Harrison afirma, a respeito de Afrodite, que “Ela é Kore na sua juventude
eterna e radiante: Kore como Virgem ela não é. Ela é, por sua vez, Nymphe, a Noiva, mas é a Noiva da velha ordem, ela
nunca é a Esposa, nem nunca tolera o laço conjugal permanente e patriarcal”

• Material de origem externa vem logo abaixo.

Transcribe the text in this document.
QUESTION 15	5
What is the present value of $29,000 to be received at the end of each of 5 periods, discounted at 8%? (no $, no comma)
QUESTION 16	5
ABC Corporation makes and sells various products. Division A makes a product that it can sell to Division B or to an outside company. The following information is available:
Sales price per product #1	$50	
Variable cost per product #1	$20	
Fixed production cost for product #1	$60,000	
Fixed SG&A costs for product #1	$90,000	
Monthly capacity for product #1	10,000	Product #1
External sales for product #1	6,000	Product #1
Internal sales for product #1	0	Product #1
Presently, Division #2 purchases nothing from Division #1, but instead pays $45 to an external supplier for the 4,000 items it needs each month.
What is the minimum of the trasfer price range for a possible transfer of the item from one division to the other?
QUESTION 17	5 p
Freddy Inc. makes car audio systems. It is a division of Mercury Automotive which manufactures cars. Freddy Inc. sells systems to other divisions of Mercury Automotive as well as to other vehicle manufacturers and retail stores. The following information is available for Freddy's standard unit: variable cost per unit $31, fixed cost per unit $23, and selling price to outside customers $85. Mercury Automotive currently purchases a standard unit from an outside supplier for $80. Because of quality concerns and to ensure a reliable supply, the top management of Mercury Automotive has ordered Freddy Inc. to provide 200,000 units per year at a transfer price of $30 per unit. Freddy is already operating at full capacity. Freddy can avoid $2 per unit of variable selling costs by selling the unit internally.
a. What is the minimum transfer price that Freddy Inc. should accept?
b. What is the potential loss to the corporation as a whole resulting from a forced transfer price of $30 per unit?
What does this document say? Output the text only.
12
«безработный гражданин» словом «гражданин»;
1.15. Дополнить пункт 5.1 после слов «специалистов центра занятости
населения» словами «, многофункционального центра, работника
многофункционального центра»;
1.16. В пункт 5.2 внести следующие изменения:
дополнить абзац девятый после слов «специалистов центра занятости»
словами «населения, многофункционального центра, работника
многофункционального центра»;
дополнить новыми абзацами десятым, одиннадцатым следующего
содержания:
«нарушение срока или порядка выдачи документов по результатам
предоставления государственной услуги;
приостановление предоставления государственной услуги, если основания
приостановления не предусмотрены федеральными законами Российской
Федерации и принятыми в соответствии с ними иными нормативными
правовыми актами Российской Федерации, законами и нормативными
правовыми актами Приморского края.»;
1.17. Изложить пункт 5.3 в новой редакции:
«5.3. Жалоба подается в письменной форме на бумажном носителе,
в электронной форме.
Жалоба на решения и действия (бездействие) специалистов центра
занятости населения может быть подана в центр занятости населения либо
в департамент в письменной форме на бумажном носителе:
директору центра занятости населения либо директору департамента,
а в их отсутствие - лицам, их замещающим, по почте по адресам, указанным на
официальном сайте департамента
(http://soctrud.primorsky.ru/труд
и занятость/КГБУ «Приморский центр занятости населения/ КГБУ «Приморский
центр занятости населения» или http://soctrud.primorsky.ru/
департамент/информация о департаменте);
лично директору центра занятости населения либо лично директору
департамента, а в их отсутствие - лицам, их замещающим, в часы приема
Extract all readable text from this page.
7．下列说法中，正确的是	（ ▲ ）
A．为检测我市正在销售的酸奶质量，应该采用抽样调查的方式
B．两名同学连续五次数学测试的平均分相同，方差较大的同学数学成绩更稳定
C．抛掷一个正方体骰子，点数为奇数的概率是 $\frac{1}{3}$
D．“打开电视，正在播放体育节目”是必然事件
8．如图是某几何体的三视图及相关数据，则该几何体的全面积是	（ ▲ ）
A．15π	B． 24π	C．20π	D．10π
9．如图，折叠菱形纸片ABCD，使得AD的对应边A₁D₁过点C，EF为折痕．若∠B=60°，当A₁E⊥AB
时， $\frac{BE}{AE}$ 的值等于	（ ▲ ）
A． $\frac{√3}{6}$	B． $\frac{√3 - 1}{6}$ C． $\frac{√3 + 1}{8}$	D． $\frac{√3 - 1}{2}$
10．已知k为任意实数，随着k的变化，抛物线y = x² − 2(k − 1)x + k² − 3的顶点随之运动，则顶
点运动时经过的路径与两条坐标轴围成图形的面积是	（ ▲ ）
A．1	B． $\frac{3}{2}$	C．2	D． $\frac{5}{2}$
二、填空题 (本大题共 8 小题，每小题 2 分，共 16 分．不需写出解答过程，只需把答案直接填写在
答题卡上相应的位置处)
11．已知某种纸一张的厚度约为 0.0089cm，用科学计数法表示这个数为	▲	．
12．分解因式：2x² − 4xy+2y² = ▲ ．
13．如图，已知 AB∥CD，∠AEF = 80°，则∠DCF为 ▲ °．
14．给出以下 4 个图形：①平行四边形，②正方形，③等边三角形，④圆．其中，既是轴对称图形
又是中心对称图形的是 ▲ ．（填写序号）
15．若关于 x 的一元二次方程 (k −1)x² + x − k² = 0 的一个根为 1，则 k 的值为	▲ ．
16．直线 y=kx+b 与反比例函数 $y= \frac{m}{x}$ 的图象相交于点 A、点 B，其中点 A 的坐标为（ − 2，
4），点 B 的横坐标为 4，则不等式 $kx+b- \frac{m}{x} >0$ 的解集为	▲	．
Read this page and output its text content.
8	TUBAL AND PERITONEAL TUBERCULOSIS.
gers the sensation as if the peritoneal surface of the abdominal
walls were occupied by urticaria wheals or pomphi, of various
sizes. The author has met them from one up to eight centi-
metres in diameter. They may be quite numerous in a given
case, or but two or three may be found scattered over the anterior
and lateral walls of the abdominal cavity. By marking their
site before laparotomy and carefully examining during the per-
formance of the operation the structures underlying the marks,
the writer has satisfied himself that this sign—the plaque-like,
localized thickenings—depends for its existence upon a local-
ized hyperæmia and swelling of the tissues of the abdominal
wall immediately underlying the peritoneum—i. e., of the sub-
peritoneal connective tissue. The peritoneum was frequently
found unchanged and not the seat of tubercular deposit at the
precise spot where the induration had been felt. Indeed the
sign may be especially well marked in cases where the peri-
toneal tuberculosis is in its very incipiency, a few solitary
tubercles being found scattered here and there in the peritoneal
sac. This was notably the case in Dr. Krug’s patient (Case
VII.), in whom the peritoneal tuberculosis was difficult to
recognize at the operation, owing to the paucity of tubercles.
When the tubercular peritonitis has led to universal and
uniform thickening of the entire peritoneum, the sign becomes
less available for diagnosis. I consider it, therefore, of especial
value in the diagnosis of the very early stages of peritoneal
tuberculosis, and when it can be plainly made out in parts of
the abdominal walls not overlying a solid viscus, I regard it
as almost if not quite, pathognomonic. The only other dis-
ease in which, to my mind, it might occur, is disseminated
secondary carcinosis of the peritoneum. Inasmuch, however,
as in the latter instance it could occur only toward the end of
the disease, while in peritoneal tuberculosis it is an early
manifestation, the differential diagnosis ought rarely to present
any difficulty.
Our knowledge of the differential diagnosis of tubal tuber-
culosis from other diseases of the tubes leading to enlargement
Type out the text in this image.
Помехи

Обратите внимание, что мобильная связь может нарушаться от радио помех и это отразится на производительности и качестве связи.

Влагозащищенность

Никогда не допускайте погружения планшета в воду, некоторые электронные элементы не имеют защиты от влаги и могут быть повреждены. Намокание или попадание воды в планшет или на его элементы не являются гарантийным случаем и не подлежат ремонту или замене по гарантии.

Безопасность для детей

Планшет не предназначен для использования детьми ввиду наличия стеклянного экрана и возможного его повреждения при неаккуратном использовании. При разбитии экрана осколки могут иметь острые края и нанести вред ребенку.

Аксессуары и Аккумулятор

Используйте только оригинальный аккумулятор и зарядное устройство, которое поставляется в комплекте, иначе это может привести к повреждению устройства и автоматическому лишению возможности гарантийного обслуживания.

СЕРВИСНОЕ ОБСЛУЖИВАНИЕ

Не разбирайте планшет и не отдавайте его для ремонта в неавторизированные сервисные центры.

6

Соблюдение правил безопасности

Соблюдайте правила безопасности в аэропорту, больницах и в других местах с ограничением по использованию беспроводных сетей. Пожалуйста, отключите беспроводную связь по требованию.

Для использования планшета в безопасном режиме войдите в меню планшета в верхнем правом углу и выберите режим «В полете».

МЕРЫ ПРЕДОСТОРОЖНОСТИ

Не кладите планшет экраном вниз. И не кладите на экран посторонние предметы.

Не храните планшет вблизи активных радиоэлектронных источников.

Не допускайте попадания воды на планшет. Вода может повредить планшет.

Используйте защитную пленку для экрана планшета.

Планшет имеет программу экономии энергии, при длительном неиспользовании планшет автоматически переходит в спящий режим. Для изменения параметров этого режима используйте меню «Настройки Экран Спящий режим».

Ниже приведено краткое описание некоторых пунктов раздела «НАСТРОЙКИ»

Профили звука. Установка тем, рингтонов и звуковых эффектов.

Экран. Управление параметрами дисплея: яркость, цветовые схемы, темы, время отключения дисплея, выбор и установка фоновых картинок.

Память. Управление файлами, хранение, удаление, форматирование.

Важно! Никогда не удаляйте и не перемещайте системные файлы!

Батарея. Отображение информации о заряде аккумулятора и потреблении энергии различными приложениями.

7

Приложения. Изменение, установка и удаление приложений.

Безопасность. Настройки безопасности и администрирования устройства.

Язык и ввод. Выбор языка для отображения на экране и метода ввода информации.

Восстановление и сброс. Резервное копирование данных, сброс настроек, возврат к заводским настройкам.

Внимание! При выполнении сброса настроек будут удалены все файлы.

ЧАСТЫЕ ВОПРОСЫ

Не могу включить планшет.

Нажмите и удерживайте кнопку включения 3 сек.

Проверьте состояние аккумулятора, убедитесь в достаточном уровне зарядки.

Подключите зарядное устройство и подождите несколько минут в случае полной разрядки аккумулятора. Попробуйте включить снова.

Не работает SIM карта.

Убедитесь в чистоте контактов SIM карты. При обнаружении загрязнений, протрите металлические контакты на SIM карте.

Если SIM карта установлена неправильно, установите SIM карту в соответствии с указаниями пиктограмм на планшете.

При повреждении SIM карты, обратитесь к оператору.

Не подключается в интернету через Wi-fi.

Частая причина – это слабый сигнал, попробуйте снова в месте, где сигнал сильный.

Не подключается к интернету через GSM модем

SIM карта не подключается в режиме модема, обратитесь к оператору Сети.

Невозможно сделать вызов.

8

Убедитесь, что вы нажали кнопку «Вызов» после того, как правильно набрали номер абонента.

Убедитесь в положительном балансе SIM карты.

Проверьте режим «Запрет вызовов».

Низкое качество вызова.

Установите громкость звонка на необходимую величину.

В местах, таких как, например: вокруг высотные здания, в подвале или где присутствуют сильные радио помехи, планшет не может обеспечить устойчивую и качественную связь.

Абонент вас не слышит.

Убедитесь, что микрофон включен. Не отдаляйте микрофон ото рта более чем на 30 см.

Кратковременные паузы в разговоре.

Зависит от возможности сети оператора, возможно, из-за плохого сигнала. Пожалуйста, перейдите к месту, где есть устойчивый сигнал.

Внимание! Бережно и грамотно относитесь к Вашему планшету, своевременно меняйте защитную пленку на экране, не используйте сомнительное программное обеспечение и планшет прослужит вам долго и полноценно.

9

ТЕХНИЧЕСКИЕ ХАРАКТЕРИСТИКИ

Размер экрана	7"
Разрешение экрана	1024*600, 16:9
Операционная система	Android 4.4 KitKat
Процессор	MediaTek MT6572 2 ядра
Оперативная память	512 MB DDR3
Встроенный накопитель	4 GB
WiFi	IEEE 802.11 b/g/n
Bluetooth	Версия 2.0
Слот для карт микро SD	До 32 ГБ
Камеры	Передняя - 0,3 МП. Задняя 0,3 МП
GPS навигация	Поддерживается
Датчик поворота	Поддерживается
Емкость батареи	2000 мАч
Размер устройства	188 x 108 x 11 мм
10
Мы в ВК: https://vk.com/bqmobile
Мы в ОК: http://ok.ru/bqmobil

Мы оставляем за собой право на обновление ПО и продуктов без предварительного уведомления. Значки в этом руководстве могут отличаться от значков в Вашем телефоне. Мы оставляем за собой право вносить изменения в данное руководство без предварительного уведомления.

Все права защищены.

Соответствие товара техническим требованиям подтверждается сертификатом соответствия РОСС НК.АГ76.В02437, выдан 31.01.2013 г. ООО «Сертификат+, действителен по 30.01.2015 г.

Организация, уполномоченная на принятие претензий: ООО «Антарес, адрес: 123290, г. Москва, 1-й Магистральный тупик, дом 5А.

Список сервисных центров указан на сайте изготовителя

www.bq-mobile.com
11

(262). Porém, Afrodite, não se vai tornar
nem a Esposa, nem a Mãe, ela é a Noiva e permanece a Donzela, porque, em certo
sentido, continua a ser a Senhora dos Animais Selvagens (Πότνια Θηρῶν) e do impulso radical que leva à união
sexual.
A
razão deste papel assenta em dois aspectos: por um lado, a virgindade não tinha
a conotação que teve mais tarde, a Donzela era aquela que não era a Mãe, era portanto
o parto e não o falo que mudava a sua condição, daí que existissem os banhos
rituais (e.g. Hera em Argos) que renovavam a “virgindade” das deusas; por outro
lado, a prostituição sagrada, presente nos cultos de Afrodite e nos das deusas
do Próxima Oriente que podem ter estado na sua origem (sobretudo Ishtar e
Astarte), revela a independência sexual da deusa. Hesíodo, mesmo anulando esta
herança, conserva certos aspectos quando diz que “Seguiu-a, sem demora, Eros e acompanhou-a o belo Desejo,/mal ela nasceu e se uniu à família dos
deuses./ E, desde o início, teve como competências e foi/ seu destino, entre os homens e dos deuses
imortais,/ as intimidades das meninas, os sorrisos, os enganos/ o prazer doce, o amor, a meiguice.” (Teogonia, 201-206).
De
um ponto de vista conceptual, Afrodite/Vénus, seja a deusa matriarcal e
primordial ou a patriarcal e olímpica, firma o seu poder, a sua influência, entre
Himeros, o desejo, e Eros, o prazer, ou seja, entre a origem
e o fim da sua natureza divina de Grande Deusa. Este elemento de passagem é
fundamental para compreender a Afrodite Pandêmia
e a Afrodite Urânia e estabelecer os
sentidos profundos da Vénus astrológica, tanto nos seus movimentos directo e
retrógrado como no seu ciclo de 8 anos e na sua fase helíaca. É nesta
alternância de sentidos que temos de analisar a fase actual. A retrogradação de
Vénus pelo signo de Leão vai trazer para a sua significação a Afrodite Pandêmia e a Afrodite matriarcal. O
poder de Leão trará então, como potencialidade radical, a força de uma Vénus
antiga.
No
tema do início da retrogradação, existe um outro elemento interpretativo que
merece a nossa atenção. Vénus (28º O 36΄)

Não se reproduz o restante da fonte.